En second lieu, il se peut que nous nous laissions également aveugler par ce que les politologues appellent le « wishful thinking » (la « pensée désirée »). Prisonniers de vieilles préconceptions, déroutés par la rupture des normes établies, nous essayons de faire fi de certaines informations (pourtant disponibles), et nous nous en remettons aux scénarios les plus tentants ou les plus rassurants : « une fois élu, il rentrera dans le rang », « confronté à la réalité du terrain, il se fera plus raisonnable ». Un réflexe qui ralentit la révision de nos cadres d’analyse et, tel des œillères, rétrécit notre champ de vision.

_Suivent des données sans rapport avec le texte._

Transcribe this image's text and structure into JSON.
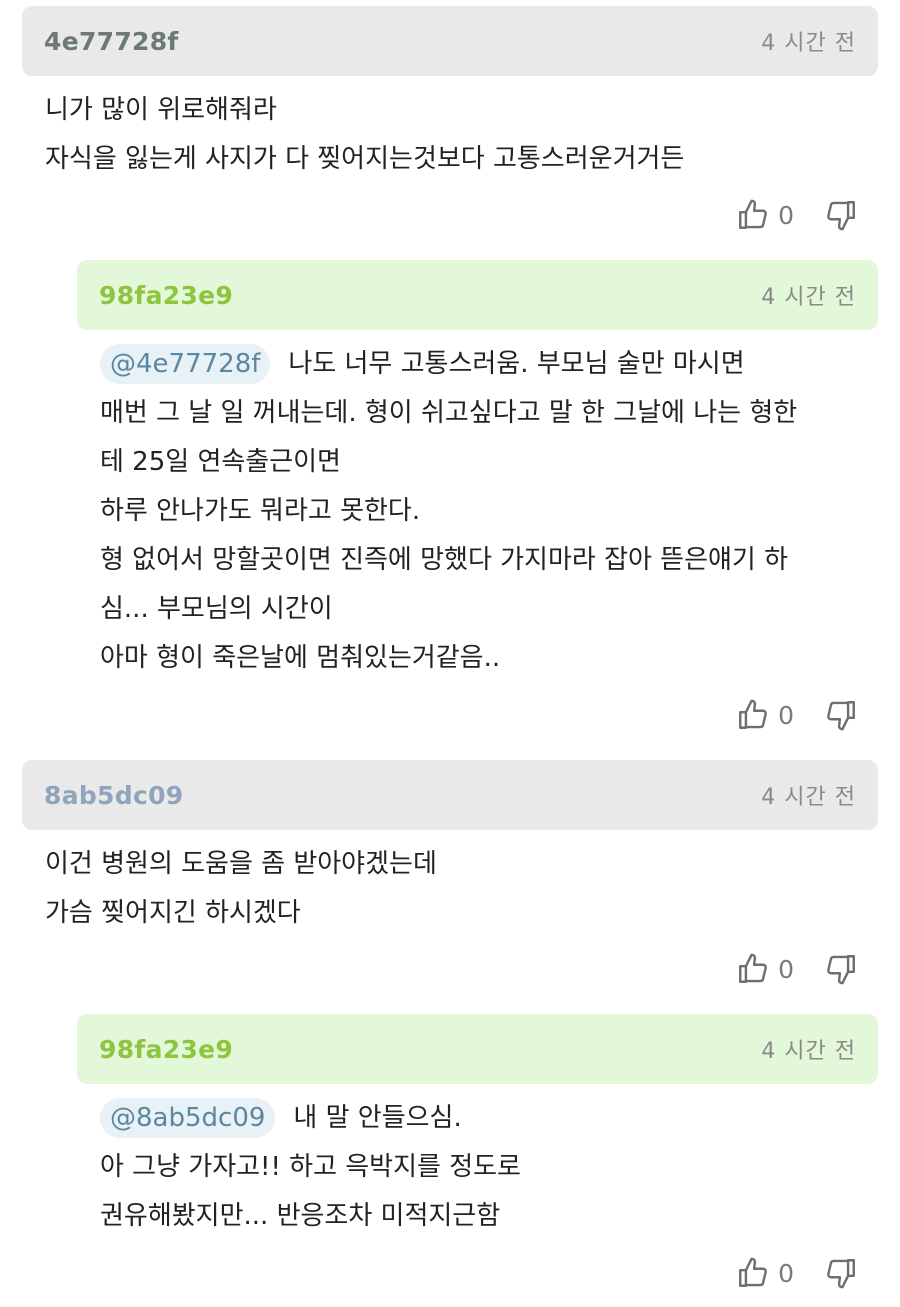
{
  "comments": [
    {
      "id": "4e77728f",
      "time": "4 시간 전",
      "lines": [
        "니가 많이 위로해줘라",
        "자식을 잃는게 사지가 다 찢어지는것보다 고통스러운거거든"
      ],
      "like_count": "0"
    },
    {
      "id": "98fa23e9",
      "time": "4 시간 전",
      "mention": "@4e77728f",
      "first_line": "나도 너무 고통스러움. 부모님 술만 마시면",
      "lines": [
        "매번 그 날 일 꺼내는데. 형이 쉬고싶다고 말 한 그날에 나는 형한",
        "테 25일 연속출근이면",
        "하루 안나가도 뭐라고 못한다.",
        "형 없어서 망할곳이면 진즉에 망했다 가지마라 잡아 뜯은얘기 하",
        "심... 부모님의 시간이",
        "아마 형이 죽은날에 멈춰있는거같음.."
      ],
      "like_count": "0"
    },
    {
      "id": "8ab5dc09",
      "time": "4 시간 전",
      "lines": [
        "이건 병원의 도움을 좀 받아야겠는데",
        "가슴 찢어지긴 하시겠다"
      ],
      "like_count": "0"
    },
    {
      "id": "98fa23e9",
      "time": "4 시간 전",
      "mention": "@8ab5dc09",
      "first_line": "내 말 안들으심.",
      "lines": [
        "아 그냥 가자고!! 하고 윽박지를 정도로",
        "권유해봤지만... 반응조차 미적지근함"
      ],
      "like_count": "0"
    }
  ],
  "colors": {
    "uid_gray": "#6b7a72",
    "uid_green": "#8cc63f",
    "uid_blue": "#8fa4bd",
    "header_gray": "#e9e9e9",
    "header_green": "#e3f7d9",
    "mention_bg": "#e7f1f6"
  },
  "icons": {
    "like": "thumbs-up-icon",
    "dislike": "thumbs-down-icon"
  }
}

Le dossier de l’ALENA en offre un exemple. Ébranlé par la révision brutale d’un régime conçu pour durer, le Canada s’est en grande partie rangé à la perspective la plus confortable : que ce serait avant tout le Mexique qui se retrouverait dans le collimateur de l’administration Trump. Pourtant, plusieurs éléments (contenus déjà dans le livre qu’avait publié Donald Trump avec Tony Schwartz en 1987, The Art of the Deal) laissaient présager une renégociation musclée et une attitude américaine agressive, dont le Canada ne ressortirait pas indemne. Faut-il alors être surpris que, quelques mois plus tard, les revendications américaines ciblent subitement le système de la gestion de l’offre et que Washington entame un début de guerre commerciale contre Bombardier ?

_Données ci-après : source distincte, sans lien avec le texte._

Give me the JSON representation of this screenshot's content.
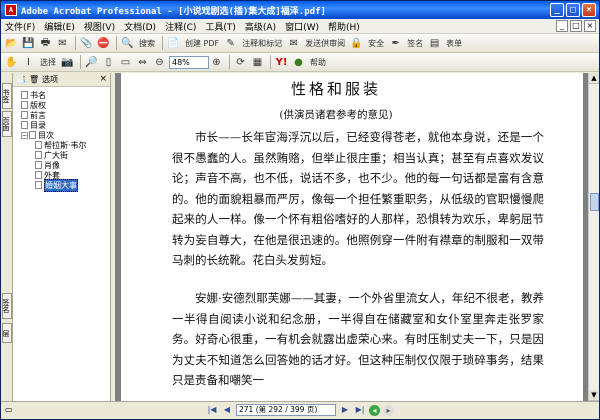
{
  "window": {
    "title": "Adobe Acrobat Professional - [小说戏剧选(插)集大成]福泽.pdf]"
  },
  "menu": [
    "文件(F)",
    "编辑(E)",
    "视图(V)",
    "文档(D)",
    "注释(C)",
    "工具(T)",
    "高级(A)",
    "窗口(W)",
    "帮助(H)"
  ],
  "toolbar1": {
    "create_pdf": "创建 PDF",
    "comment": "注释和标记",
    "send_review": "发送供审阅",
    "secure": "安全",
    "sign": "签名",
    "forms": "表单",
    "search": "搜索"
  },
  "toolbar2": {
    "select": "选择",
    "zoom": "48%",
    "help": "帮助"
  },
  "side_tabs": {
    "bookmarks": "书签",
    "pages": "页面",
    "signatures": "签名",
    "layers": "层"
  },
  "bookmarks": {
    "options": "选项",
    "items": [
      {
        "label": "书名",
        "level": 1
      },
      {
        "label": "版权",
        "level": 1
      },
      {
        "label": "前言",
        "level": 1
      },
      {
        "label": "目录",
        "level": 1
      },
      {
        "label": "目次",
        "level": 1,
        "expanded": true
      },
      {
        "label": "帮拉斯·韦尔",
        "level": 2
      },
      {
        "label": "广大街",
        "level": 2
      },
      {
        "label": "肖像",
        "level": 2
      },
      {
        "label": "外套",
        "level": 2
      },
      {
        "label": "婚姻大事",
        "level": 2,
        "selected": true
      }
    ]
  },
  "page": {
    "title": "性格和服装",
    "subtitle": "(供演员诸君参考的意见)",
    "paragraphs": [
      "市长——长年宦海浮沉以后，已经变得苍老，就他本身说，还是一个很不愚蠢的人。虽然贿赂，但举止很庄重；相当认真；甚至有点喜欢发议论；声音不高，也不低，说话不多，也不少。他的每一句话都是富有含意的。他的面貌粗暴而严厉，像每一个担任繁重职务，从低级的官职慢慢爬起来的人一样。像一个怀有粗俗嗜好的人那样，恐惧转为欢乐，卑躬屈节转为妄自尊大，在他是很迅速的。他照例穿一件附有襟章的制服和一双带马刺的长统靴。花白头发剪短。",
      "安娜·安德烈耶芙娜——其妻，一个外省里流女人，年纪不很老，教养一半得自阅读小说和纪念册，一半得自在储藏室和女仆室里奔走张罗家务。好奇心很重，一有机会就露出虚荣心来。有时压制丈夫一下，只是因为丈夫不知道怎么回答她的话才好。但这种压制仅仅限于琐碎事务，结果只是责备和嘲笑一"
    ]
  },
  "status": {
    "page_indicator": "271 (第 292 / 399 页)"
  }
}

« La surprise est toujours l’effet de l’ignorance », affirmait François de Neufchâteau, écrivain et homme politique de la fin du 18e siècle. Plus « disruptif » qu’imprévisible, Trump ne parvient à nous surprendre que parce que nous le lisons à l’envers, ou à moitié. Regarder au bon endroit, distinguer la distraction de l’information, ne pas laisser la stratégie du choc fausser la réflexion sont autant de clés pour commencer à cerner le nouveau président américain. Tel le joueur d’échecs confronté à un adversaire déroutant, nous devons apprendre à jouer « avec les mains sous les cuisses » pour forcer une réflexion plus attentive sur l’état de la partie. Alors seulement, le coup suivant nous surprendra beaucoup moins.